Amazon blurb: When a giant wave destroys his entire Nation - his family and everyone he has ever known - Mau finds himself totally alone. Until he meets Daphne, daughter of a colonial Governor and the sole survivor from a shipwreck. They have no common language, no common culture - but together they discover some remarkable things - like how to milk a pig and why spitting in beer is a good idea - and must try and forge a new kind of Nation. Then other survivors arrive to take refuge on the island, and not all of them are friendly. In "Nation", Pratchett brings us a novel that is both witty and wise, encompassing themes of death and nationhood, while also being extremely funny.

Ender's Game and Ender's Shadow by Orson Scott Card - I know, kind of cheating to include Ender's Game AND Ender's Shadow, but they were both so wonderful and I'm making the rules :) Here is the review for both of these books.

Amazon says: Ender Wiggin is Battle School's latest recruit. His teachers reckon he could become a great leader. And they need one. A vast alien force is headed for Earth, its mission: the annihilation of all human life. Ender could be our only hope.
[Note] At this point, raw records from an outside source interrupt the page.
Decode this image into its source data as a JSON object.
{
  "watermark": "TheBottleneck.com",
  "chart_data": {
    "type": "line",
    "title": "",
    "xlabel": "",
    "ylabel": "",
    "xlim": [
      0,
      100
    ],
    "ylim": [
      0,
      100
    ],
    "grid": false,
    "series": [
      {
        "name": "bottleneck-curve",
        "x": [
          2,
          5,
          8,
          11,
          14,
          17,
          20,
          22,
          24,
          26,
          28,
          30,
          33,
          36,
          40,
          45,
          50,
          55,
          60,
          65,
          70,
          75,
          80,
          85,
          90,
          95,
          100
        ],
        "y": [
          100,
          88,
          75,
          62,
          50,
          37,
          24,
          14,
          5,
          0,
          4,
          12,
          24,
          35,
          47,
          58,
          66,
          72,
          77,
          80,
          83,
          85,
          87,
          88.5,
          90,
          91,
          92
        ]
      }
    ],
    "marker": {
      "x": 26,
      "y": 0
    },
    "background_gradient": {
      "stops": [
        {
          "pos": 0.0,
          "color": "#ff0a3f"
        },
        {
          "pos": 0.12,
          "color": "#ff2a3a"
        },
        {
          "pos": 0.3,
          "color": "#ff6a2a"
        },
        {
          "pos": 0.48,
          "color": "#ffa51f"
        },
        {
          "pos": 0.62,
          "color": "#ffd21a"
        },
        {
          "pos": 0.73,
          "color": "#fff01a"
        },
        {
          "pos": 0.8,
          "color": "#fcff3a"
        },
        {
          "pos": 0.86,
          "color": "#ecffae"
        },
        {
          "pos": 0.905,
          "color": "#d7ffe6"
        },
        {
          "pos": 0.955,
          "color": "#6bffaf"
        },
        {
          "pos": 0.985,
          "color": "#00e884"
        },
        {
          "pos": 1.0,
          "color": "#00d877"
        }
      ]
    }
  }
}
But first he must survive the most brutal military training program in the galaxy...With its explosive storyline, pump-action excitement and hugely engaging central characters, Ender's Game is 2002's absolute must-read for teenaged boys. Forget schools for wizards, this is where the *real* action is.

Neverwhere by Neil Gaiman - Oh, Neil Gaiman. How much do I love you? Neverwhere is another amazing book by Neil Gaiman. One that I was so excited to share, that I gave my copy away to the first person who showed any interest in it. I hope he loves it as much as I did. Oops, doesn't look I've gotten around to reviewing this one just yet!

Amazon says: Under the streets of London there's a world most people could never even dream of. A city of monsters and saints, murderers and angels, and pale girls in black velvet. Richard Mayhew is a young businessman who is about to find out more than he bargained for about this other London. A single act of kindness catapults him out of his safe and predictable life and into a world that is at once eerily familiar and yet utterly bizarre. There's a girl named Door, an Angel called Islington, an Earl who holds Court on the carriage of a Tube train, a Beast in a labyrinth, and dangers and delights beyond imagining ... And Richard, who only wants to go home, is to find a strange destiny waiting for him below the streets of his native city.

The Sky Is Everywhere by Jandy Nelson - Thank you very much to asamum reads who sent this book to me as the first stop on a blog tour. Amazing book. I laughed, I cried. I'm thinking of writing poetry on bits of paper and letting it float into the wind. Read my review. This book is also one of the prettiest looking books I've ever seen.

Amazon blurb: Seventeen-year-old Lennie Walker spends her time tucked safely and happily in the shadow of her fiery older sister, Bailey. But when Bailey dies abruptly, Lennie is catapulted to centre stage of her own life - and, despite her nonexistent history with boys, suddenly finds herself struggling to balance two. Toby was Bailey's boyfriend; his grief mirrors Lennie's own. Joe is the new boy in town, with a nearly magical grin. One boy takes Lennie out of her sorrow, the other comforts her in it. But the two can't collide without Lennie's world exploding...

North of Beautiful by Justina Chen Headley - I'd heard so much about this book on the blogophere, last year and I was dying to read it. When I finally did, I so was not disappointed. It was even better than I expected. Loved the self-image/identity issues and the map references. Honestly, I haven't reviewed this one yet because I'm still in that 'omg! love, love, love!' phase.

Amazon says: It's hard not to notice Terra Cooper.

She's tall, blond, and has an enviable body. But with one turn of her cheek, all people notice is her unmistakably "flawed" face. Terra secretly plans to leave her stifling small town in the Northwest and escape to an East Coast college, but gets pushed off-course by her controlling father. When an unexpected collision puts Terra directly in Jacob's path, the handsome but quirky Goth boy immediately challenges her assumptions about herself and her life, and she is forced in yet another direction. With her carefully laid plans disrupted, will Terra be able to find her true path?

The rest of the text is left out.